Já fui Papai Noel por um dia. Na verdade, por algumas horas, para fazer uma reportagem. Troquei de lugar com o Papai Noel do shopping e recebi a visita de algumas crianças desconfiadas, sentindo-me, evidentemente, um legítimo farsante.
A parte mais dolorosa da experiência foi ter que aceitar a chupeta que um menininho de dois ou três anos me alcançava com ar relutante, estimulado pelo pai. Até hoje considero esse rito uma verdadeira crueldade com as crianças e também uma desconsideração para com o Bom Velhinho, que nunca mais irá recuperar a sua imagem diante do piá expropriado de seu objeto preferido.
Pois a notícia de que o governo federal está preparando um projeto de lei para proibir o uso de celulares nas escolas me fez lembrar daquele episódio dramático do pretérito Natal. Cassar o aparelhinho da gurizada, ainda que por algumas horas, será como tirar bico de criança. Pelo que dizem os especialistas e a própria Unesco, trata-se de uma medida urgente e necessária, pois a obsessão tecnológica está afetando fortemente o aprendizado, tirando a concentração da garotada e provocando dependência emocional.

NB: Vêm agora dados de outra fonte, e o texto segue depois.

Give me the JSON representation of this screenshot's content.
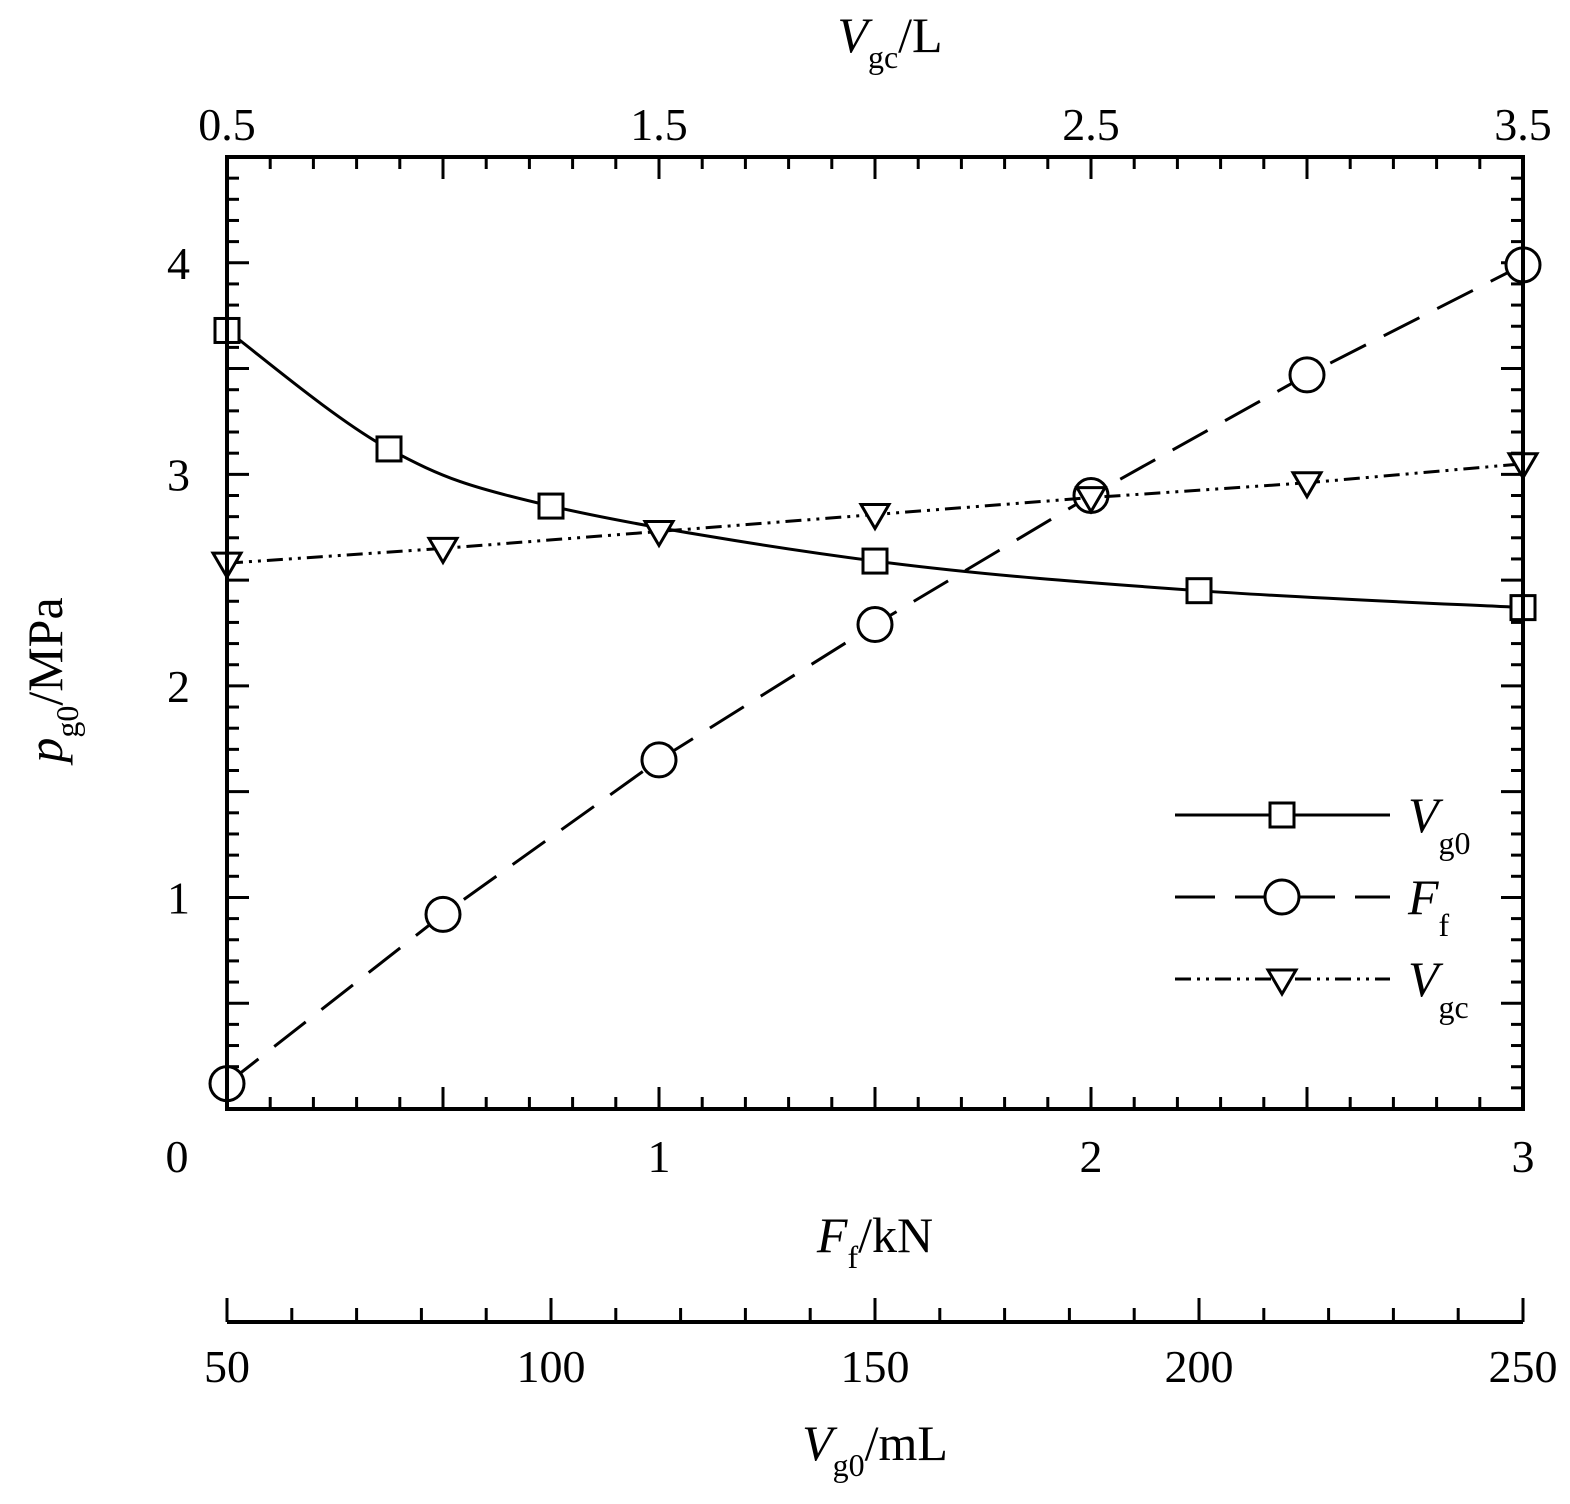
{
  "chart_data": {
    "type": "line",
    "axes": {
      "x_bottom": {
        "label_main": "F",
        "label_sub": "f",
        "label_unit": "/kN",
        "range": [
          0,
          3
        ],
        "ticks": [
          "0",
          "1",
          "2",
          "3"
        ]
      },
      "x_top": {
        "label_main": "V",
        "label_sub": "gc",
        "label_unit": "/L",
        "range": [
          0.5,
          3.5
        ],
        "ticks": [
          "0.5",
          "1.5",
          "2.5",
          "3.5"
        ]
      },
      "x_extra": {
        "label_main": "V",
        "label_sub": "g0",
        "label_unit": "/mL",
        "range": [
          50,
          250
        ],
        "ticks": [
          "50",
          "100",
          "150",
          "200",
          "250"
        ]
      },
      "y_left": {
        "label_main": "p",
        "label_sub": "g0",
        "label_unit": "/MPa",
        "range": [
          0,
          4.5
        ],
        "ticks": [
          "1",
          "2",
          "3",
          "4"
        ]
      }
    },
    "legend": {
      "position": "lower-right"
    },
    "series": [
      {
        "name_main": "V",
        "name_sub": "g0",
        "axis": "x_extra",
        "marker": "square",
        "line_style": "solid",
        "x": [
          50,
          75,
          100,
          150,
          200,
          250
        ],
        "y": [
          3.68,
          3.12,
          2.85,
          2.59,
          2.45,
          2.37
        ]
      },
      {
        "name_main": "F",
        "name_sub": "f",
        "axis": "x_bottom",
        "marker": "circle",
        "line_style": "dashed",
        "x": [
          0,
          0.5,
          1.0,
          1.5,
          2.0,
          2.5,
          3.0
        ],
        "y": [
          0.12,
          0.92,
          1.65,
          2.29,
          2.9,
          3.47,
          3.99
        ]
      },
      {
        "name_main": "V",
        "name_sub": "gc",
        "axis": "x_top",
        "marker": "triangle-down",
        "line_style": "dash-dot-dot",
        "x": [
          0.5,
          1.0,
          1.5,
          2.0,
          2.5,
          3.0,
          3.5
        ],
        "y": [
          2.58,
          2.65,
          2.73,
          2.81,
          2.89,
          2.96,
          3.05
        ]
      }
    ]
  }
}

Mas vai ser uma barra. No mínimo, teremos crises de abstinência. As pessoas estão de tal forma viciadas no brinquedinho digital —crianças, adolescentes e adultos — que caem em desespero quando ficam sem internet ou sem eletricidade para carregar a bateria.
Quem não lembra daqueles filas enormes nas tomadas dos shoppings durante a inundação? Além disso, nem todos os pais aceitarão pacificamente que seus filhos entreguem a chupeta digital para os professores ou para os servidores da escola. Vem controvérsia aí, podem ter certeza.
O problema é global. Vários países vêm debatendo essa questão, alguns já decididos pela proibição, outros optando por alternativas intermediárias como a obrigatoriedade de deixar o aparelho desligado na mochila. E sempre tem quem sonhe com aquela solução mágica, que raramente funciona, de utilização do celular no período de aula, como ferramenta de estudo e aprendizado.
Sinceramente, não sei como resolveremos esse dilema. De minha parte, prefiro mil vezes uma solução negociada à simples proibição, que sempre recende a autoritarismo. Só tenho certeza de uma coisa: o relator desse projeto, como o Papai Noel farsante, vai sair chamuscado.